O pão é um alimento básico no Egito, o maior importador mundial de trigo. O preço do cereal aumentou recentemente cerca de oito vezes, de cerca de 2 000 libras egípcias (33 euros) por tonelada para 16 000 libras (266 euros), disse uma fonte do setor dos cereais, sob anonimato, à agência de notícias Reuters (fonte em inglês).
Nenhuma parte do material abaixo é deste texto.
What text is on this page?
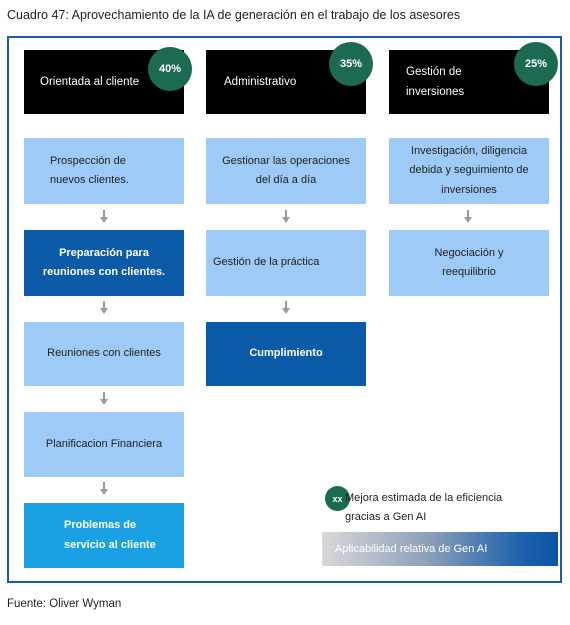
Cuadro 47: Aprovechamiento de la IA de generación en el trabajo de los asesores
Orientada al cliente
40%
Prospección de nuevos clientes.
Preparación para reuniones con clientes.
Reuniones con clientes
Planificacion Financiera
Problemas de servicio al cliente
Administrativo
35%
Gestionar las operaciones del día a día
Gestión de la práctica
Cumplimiento
Gestión de inversiones
25%
Investigación, diligencia debida y seguimiento de inversiones
Negociación y reequilibrio
xx Mejora estimada de la eficiencia gracias a Gen AI
Aplicabilidad relativa de Gen AI
Fuente: Oliver Wyman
A mesma fonte alertou ainda que os tetos de preços podem levar a uma diminuição da qualidade.
Amplamente utilizado em todo o mundo, o fertilizante à base de azoto depende fortemente do gás natural, tanto como matéria-prima como fonte de energia, deixando a produção alimentar ainda mais exposta a choques nos combustíveis fósseis.
A UE tentou reduzir a dependência das importações de fertilizantes azotados da Rússia através da introdução de tarifas restritivas, mas isso não a vai proteger da escalada dos preços do gás.
Em alguns países, o impacto nos sistemas alimentares é mais direto: restaurantes na Índia foram obrigados a adaptar os menus ou a fechar temporariamente devido à escassez de gás de cozinha.
«A dependência dos combustíveis fósseis deixa as economias, os orçamentos familiares e os resultados das empresas à mercê de choques geopolíticos e da volatilidade dos preços num mundo caótico», afirmou Stiell, da UNFCCC.
«Uma dependência resignada das importações de combustíveis fósseis deixará a Europa eternamente a oscilar de crise em crise, com famílias e indústrias a pagarem literalmente a fatura», prosseguiu. «Tudo isto enquanto os desastres climáticos causam estragos cada vez maiores em todo o mundo, fazendo subir os custos e travando o crescimento económico, com um impacto humano enorme.»
As subvenções aos combustíveis fósseis financiadas pelos contribuintes apenas aprofundam esta exposição.
«A cooperação climática é um antídoto para o caos deste momento», concluiu Stiell. «As energias renováveis invertem a situação.»